Much of the advertising in mobile space is done by using banner ads and include basic static display pictures at the bottom or top of a phone screen. It is a low cost way of advertising, however, not very effective due to the fact that users find them annoying and tend not to click on them.

Cooliris’s chief executive Soujanya Bhumkar said that instead of being inspired by bad advertising which is present on the desktop and has migrated to mobile technology, they have gone back to the drawing board in order to introduce a new advertising platform.

In April the Interactive Advertising Bureau revealed that banner ads made up almost 24 per cent of a record $26bn which was spent on online advertising. It was not broken down for the mobile figures but the IAB predicted that the year’s total revenue in the US was between $550m and $650m.

Cooliris announced that it has created two technologies which enable ad creators to change 2D images into 3D. One of which is called PageKit, a digital publishing technology which makes it possible to create animated, dynamic layouts of image, text and video at a quick rate.

RenderKit is a platform used for creating immersive mobile ads, and is able to add 3D to PageKit. Cooliris’s head of products Mayank Mehta explained that when you see an image on a screen of the Grand Canyon, you can’t see what is on the other side as photos have a fixed perspective.

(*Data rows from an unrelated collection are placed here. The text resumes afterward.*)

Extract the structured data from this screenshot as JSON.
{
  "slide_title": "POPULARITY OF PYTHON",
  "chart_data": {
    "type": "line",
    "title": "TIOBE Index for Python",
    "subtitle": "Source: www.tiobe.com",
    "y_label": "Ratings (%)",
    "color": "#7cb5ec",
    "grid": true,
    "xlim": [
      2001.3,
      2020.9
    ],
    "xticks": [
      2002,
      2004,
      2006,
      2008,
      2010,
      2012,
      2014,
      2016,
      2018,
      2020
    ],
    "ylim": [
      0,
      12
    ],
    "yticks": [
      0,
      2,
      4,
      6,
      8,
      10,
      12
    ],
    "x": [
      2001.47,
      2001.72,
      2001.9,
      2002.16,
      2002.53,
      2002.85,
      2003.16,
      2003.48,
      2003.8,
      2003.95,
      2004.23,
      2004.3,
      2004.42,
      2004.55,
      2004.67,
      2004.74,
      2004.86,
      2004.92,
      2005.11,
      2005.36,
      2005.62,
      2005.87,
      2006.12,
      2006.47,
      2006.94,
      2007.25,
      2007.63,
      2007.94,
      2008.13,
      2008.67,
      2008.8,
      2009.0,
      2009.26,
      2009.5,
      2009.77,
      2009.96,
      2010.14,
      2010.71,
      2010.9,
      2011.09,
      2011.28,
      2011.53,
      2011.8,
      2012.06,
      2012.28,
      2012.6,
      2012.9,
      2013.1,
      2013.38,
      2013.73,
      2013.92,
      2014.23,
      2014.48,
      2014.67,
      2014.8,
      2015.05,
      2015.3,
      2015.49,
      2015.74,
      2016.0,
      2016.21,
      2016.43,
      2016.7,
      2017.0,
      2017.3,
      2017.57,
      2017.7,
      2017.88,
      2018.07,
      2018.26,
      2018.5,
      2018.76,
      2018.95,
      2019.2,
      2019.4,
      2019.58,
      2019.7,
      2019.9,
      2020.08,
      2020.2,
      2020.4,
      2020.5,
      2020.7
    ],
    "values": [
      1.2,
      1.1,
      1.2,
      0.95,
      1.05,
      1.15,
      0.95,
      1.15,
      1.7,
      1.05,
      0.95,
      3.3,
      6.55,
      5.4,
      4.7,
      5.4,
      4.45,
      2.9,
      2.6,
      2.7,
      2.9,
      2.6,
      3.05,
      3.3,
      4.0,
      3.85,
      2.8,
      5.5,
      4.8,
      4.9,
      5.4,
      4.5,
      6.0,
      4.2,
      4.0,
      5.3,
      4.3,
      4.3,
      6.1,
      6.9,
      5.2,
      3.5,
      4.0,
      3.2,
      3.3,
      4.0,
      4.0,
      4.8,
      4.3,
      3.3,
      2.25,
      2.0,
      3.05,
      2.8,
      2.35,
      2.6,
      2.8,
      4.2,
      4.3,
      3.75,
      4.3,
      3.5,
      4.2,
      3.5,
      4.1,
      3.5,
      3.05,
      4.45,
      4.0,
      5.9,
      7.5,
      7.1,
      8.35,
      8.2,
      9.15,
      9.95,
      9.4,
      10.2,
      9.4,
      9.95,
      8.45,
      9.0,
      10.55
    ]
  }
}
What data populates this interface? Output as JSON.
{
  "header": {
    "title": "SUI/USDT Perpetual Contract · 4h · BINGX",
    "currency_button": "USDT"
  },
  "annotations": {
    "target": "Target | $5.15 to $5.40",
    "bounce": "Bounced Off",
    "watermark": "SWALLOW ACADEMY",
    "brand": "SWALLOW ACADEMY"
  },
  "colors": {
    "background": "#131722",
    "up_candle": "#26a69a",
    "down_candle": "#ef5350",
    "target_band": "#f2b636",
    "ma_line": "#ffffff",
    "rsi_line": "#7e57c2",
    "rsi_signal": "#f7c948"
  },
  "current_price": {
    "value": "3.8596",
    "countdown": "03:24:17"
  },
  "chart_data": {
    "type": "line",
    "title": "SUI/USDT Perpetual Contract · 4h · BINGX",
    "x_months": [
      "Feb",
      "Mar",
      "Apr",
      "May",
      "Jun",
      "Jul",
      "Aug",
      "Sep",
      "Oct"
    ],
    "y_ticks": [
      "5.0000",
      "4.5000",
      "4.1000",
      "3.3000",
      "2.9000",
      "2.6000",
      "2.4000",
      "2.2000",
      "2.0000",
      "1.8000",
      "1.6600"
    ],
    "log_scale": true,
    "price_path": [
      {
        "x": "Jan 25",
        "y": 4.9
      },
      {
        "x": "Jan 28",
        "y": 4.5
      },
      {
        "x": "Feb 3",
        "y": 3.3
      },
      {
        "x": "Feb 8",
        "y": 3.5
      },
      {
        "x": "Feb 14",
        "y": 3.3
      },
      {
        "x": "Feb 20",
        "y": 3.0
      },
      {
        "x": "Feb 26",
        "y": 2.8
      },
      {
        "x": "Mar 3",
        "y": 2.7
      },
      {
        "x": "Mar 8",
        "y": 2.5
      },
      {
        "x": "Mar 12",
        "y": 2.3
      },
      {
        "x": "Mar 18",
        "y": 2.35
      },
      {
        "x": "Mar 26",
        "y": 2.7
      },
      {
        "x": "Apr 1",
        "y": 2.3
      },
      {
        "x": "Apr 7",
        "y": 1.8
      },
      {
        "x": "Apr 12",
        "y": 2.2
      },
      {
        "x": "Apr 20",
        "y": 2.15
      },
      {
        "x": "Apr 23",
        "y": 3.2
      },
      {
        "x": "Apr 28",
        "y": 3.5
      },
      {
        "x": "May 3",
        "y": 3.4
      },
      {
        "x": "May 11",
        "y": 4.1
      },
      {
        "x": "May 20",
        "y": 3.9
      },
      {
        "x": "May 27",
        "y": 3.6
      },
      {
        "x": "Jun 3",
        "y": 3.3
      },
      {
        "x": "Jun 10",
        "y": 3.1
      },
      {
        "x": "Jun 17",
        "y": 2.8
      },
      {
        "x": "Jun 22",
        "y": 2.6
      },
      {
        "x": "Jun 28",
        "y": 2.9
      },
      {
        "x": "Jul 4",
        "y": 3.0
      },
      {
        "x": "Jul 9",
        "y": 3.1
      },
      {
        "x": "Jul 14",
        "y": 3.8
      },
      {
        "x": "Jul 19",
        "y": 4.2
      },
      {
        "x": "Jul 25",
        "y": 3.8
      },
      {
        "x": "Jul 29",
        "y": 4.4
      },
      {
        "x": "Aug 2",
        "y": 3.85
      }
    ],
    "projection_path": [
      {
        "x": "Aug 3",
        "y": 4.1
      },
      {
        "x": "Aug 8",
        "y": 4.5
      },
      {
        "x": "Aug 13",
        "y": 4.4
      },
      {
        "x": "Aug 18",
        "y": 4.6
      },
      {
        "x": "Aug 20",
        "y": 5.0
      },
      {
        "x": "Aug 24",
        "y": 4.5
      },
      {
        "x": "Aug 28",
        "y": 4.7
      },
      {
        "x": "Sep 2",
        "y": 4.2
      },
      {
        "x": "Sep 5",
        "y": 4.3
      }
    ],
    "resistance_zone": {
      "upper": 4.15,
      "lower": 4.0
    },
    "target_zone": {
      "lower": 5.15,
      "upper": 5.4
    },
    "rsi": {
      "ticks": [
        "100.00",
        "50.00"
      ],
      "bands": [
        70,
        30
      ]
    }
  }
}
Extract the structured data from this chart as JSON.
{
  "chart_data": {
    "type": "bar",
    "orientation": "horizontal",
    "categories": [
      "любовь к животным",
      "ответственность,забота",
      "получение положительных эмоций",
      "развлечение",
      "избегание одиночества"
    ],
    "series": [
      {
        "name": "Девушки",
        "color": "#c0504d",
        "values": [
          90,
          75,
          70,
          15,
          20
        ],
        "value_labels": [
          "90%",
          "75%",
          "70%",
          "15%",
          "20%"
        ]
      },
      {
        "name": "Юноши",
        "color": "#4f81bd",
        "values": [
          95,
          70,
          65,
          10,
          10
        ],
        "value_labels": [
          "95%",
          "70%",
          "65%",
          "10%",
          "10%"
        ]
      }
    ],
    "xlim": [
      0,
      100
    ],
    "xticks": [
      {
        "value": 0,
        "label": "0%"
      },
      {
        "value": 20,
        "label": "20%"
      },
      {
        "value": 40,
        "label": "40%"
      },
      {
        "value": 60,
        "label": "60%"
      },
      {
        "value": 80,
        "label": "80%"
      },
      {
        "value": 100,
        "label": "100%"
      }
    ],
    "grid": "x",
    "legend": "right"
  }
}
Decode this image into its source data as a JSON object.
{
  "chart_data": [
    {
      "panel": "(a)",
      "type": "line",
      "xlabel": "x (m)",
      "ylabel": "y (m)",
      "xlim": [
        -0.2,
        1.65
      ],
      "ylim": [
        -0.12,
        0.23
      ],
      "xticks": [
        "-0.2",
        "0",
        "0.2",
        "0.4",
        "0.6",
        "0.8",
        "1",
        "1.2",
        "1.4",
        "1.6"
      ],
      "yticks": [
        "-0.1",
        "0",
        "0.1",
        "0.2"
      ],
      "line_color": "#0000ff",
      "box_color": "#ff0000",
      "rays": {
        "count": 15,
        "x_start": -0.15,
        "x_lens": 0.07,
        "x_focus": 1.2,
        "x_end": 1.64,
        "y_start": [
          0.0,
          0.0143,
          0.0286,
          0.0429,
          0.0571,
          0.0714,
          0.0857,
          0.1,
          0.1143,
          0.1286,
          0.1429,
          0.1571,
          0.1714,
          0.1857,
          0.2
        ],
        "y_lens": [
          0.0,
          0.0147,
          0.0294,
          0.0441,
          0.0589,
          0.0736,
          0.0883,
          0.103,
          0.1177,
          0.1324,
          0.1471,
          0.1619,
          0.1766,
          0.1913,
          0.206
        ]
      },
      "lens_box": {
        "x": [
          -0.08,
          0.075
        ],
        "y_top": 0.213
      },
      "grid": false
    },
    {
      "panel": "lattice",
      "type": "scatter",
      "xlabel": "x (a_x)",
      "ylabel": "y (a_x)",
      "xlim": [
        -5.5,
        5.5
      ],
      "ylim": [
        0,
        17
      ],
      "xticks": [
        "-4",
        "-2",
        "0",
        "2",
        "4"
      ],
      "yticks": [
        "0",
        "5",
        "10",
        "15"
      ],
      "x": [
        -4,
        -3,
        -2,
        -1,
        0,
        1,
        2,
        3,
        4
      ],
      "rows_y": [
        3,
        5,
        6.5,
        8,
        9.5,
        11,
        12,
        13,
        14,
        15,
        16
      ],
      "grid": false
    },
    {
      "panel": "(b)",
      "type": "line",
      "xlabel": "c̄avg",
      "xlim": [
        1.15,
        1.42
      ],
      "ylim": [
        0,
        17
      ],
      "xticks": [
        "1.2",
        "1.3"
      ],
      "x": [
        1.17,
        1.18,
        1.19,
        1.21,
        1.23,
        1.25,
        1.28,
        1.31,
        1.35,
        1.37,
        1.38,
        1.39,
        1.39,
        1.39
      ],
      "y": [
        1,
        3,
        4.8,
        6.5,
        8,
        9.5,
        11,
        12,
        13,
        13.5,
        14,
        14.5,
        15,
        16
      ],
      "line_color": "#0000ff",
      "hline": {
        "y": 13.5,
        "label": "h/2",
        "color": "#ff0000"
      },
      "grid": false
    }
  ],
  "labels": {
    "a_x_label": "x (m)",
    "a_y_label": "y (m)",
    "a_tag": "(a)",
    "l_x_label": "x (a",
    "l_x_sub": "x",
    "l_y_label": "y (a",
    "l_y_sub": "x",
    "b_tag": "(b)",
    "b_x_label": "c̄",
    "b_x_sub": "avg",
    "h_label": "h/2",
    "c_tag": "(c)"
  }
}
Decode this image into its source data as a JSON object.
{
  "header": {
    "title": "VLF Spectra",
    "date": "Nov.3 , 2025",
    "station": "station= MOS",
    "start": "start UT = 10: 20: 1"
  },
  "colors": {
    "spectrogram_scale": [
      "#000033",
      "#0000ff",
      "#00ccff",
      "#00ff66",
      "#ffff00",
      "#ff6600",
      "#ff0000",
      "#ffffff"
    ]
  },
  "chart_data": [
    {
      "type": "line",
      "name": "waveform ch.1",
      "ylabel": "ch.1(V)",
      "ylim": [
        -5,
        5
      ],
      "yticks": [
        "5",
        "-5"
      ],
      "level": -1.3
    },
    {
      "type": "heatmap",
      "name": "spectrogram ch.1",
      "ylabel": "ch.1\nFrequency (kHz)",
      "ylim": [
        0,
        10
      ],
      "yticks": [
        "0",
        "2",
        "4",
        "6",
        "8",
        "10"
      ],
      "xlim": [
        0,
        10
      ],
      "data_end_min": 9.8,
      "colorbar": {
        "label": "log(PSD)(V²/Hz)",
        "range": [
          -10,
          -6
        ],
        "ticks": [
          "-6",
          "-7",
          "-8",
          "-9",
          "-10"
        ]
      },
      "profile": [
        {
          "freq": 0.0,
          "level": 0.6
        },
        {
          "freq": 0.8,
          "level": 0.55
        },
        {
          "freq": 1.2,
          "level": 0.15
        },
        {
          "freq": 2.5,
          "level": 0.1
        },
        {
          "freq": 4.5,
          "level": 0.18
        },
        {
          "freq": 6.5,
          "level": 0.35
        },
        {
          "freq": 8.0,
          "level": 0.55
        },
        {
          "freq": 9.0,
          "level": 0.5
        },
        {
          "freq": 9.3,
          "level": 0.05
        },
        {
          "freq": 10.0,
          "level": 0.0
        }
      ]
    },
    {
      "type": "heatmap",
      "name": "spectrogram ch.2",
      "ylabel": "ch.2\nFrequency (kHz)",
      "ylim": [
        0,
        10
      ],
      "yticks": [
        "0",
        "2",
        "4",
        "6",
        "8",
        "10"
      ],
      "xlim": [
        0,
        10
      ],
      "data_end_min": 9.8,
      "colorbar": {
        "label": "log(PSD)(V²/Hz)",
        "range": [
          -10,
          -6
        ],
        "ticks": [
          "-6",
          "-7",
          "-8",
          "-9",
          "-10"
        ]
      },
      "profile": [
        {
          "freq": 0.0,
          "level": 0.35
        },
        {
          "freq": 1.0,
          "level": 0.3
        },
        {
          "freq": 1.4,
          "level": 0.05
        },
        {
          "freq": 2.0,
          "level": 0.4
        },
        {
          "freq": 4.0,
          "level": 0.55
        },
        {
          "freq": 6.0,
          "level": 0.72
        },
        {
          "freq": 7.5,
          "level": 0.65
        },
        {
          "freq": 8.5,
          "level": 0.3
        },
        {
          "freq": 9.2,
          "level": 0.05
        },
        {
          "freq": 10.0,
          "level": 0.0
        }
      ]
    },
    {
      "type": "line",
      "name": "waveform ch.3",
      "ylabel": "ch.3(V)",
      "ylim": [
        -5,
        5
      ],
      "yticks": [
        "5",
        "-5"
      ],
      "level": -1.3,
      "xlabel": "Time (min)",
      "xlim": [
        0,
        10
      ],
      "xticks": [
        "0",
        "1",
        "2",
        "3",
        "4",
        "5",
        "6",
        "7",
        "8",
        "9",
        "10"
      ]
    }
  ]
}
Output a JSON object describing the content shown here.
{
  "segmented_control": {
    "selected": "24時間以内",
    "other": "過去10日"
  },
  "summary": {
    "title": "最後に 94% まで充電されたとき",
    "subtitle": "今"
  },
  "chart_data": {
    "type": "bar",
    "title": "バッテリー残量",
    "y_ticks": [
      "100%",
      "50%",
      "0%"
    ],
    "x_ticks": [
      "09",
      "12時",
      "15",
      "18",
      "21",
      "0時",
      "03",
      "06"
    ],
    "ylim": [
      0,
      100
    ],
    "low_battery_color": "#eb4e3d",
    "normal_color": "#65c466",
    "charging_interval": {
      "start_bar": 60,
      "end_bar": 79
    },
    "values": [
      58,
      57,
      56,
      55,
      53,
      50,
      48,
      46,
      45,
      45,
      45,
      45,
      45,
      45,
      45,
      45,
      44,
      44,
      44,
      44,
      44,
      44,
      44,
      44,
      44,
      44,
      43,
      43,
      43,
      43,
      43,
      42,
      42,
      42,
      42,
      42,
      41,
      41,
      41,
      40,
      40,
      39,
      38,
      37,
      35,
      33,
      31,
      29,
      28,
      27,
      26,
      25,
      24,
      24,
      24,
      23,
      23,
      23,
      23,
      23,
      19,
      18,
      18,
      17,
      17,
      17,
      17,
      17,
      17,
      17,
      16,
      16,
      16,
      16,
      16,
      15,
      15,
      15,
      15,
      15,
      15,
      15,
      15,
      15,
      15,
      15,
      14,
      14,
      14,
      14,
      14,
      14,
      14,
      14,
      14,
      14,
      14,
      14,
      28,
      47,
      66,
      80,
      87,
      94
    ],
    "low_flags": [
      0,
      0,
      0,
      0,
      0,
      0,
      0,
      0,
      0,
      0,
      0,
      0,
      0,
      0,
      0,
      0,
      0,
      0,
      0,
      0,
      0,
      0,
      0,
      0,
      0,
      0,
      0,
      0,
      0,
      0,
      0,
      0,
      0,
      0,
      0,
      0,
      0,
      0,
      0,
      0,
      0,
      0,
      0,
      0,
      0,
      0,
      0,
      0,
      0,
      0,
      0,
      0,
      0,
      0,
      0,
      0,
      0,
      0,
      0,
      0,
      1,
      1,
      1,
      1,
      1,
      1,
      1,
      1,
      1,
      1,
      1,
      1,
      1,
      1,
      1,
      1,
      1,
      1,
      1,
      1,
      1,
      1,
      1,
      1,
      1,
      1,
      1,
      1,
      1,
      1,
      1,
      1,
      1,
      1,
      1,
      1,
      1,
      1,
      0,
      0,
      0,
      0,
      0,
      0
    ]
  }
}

He went on to say that they can now represent 3D objects on a device which is 2D by drawing out the scene’s different angles. He said that as viewers change perspectives by using their mobile device’s gestures, they can show them the corresponding picture, making it seem as though they are at the Grand Canyon. He added that the iPad easily lends itself to 3D due to the fact that the users are able to interact by using the tilt and touchscreen functions.

However, industry watchers feel that a major hurdle will prevent 3D adverts becoming ubiquitous. Mobile Marketing Watch’s editor in chief Justin Montgomery said that the 3D ad campaigns’ limitations in catching on are down to the devices, their processing power and also the fact that most users still have feature phones instead of smart phones.